Gestern erlebte ich im Berliner Kulturamt einen bewegenden Moment. Nach fast 80 Jahren erhielt Bettina Bernhard den goldenen Verlobungsring ihrer Großmutter zurück – ein Schmuckstück mit schmerzhafter Geschichte. Die Nazis hatten ihn 1939 der jüdischen Familie abgepresst, bevor diese aus Deutschland fliehen musste.
«Dieser Ring ist mehr als Gold und Stein. Er ist ein Stück unserer Familiengeschichte, die fast ausgelöscht wurde», sagte Bernhard mit Tränen in den Augen. Der Schmuck wurde überraschend bei Renovierungsarbeiten in einem ehemaligen Berliner Bankgebäude entdeckt. Experten der «Beratenden Kommission für NS-Raubgut» konnten ihn anhand von Gravuren der Familie zuordnen.
Solche Rückgaben sind selten und wertvoll. Letztes Jahr wurden bundesweit nur 27 geraubte Kunstgegenstände an Nachfahren restituiert. Ich erinnere mich an meine Begegnung mit einem Holocaust-Überlebenden, der mir sagte: «Jedes zurückgegebene Objekt heilt eine kleine Wunde.» Als die 75-jährige Bernhard den Ring anprobierte, passte er perfekt – als hätte er auf sie gewartet.

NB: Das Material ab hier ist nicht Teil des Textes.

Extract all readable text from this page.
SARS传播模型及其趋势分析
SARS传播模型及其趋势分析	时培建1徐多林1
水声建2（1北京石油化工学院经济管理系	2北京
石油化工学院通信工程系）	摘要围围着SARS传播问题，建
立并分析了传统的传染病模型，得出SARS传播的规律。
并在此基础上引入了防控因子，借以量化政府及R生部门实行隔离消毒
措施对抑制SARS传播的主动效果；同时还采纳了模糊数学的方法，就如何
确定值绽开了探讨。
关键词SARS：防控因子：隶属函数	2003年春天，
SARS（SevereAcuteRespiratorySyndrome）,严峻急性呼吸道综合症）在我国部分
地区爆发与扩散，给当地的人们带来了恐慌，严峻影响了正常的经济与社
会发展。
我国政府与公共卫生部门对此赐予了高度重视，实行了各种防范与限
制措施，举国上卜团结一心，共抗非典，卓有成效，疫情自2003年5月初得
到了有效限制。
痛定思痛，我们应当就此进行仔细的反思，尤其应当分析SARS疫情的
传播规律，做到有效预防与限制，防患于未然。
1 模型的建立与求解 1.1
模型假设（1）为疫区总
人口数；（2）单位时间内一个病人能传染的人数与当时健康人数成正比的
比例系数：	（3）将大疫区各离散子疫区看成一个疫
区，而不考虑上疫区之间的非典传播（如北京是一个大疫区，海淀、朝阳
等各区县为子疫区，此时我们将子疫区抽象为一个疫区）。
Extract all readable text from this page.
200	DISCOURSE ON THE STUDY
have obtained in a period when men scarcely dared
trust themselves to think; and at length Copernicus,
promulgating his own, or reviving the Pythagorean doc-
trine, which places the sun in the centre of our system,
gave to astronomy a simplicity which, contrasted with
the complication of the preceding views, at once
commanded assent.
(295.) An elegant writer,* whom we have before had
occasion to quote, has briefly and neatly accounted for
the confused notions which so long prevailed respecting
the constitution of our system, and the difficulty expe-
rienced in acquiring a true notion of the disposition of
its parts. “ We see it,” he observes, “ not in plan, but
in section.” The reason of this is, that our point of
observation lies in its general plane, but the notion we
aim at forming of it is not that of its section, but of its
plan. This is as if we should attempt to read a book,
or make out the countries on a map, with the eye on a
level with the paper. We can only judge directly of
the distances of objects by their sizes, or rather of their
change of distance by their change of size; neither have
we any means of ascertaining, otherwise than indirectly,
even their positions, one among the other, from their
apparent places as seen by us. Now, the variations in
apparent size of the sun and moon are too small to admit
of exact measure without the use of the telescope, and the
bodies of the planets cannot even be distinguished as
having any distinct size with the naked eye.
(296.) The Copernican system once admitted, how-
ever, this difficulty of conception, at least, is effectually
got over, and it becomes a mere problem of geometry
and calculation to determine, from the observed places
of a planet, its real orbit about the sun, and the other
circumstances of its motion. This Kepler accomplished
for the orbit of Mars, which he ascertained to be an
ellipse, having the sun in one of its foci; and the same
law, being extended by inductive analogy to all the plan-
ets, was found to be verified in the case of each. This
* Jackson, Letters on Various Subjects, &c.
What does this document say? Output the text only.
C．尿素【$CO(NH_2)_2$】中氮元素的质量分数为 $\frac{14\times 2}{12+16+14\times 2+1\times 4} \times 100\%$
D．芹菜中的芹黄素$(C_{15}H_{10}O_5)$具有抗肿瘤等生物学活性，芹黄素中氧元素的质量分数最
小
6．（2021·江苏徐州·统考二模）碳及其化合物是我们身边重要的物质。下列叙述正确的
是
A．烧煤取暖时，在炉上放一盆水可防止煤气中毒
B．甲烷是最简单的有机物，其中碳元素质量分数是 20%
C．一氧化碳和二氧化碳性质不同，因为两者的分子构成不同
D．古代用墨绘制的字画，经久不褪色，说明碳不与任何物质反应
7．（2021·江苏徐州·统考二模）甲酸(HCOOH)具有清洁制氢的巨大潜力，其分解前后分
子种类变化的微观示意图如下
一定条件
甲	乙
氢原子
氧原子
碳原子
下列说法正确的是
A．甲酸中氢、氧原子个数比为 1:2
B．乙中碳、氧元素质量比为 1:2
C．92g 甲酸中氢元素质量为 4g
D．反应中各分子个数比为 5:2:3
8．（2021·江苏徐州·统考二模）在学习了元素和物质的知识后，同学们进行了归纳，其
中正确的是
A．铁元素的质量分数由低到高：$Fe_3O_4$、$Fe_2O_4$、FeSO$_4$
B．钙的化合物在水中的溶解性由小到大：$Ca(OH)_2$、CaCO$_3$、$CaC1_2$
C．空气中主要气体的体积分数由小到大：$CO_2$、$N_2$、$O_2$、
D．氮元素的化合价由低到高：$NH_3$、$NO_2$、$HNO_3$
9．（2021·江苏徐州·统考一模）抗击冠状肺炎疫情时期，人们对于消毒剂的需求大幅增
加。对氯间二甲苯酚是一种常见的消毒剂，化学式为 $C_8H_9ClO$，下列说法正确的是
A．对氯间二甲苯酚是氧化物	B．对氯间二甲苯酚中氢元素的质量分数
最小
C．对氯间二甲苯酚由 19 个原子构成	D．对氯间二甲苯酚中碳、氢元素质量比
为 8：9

Die Rückgabe solcher Gegenstände geht weit über materielle Werte hinaus. Sie stellt symbolisch Gerechtigkeit her und gibt Familien ein Stück ihrer zerstörten Identität zurück. Nach den Schätzungen der Kulturministerkonferenz befinden sich noch tausende geraubte Objekte in deutschen Sammlungen – jedes mit einer unerzählten Geschichte.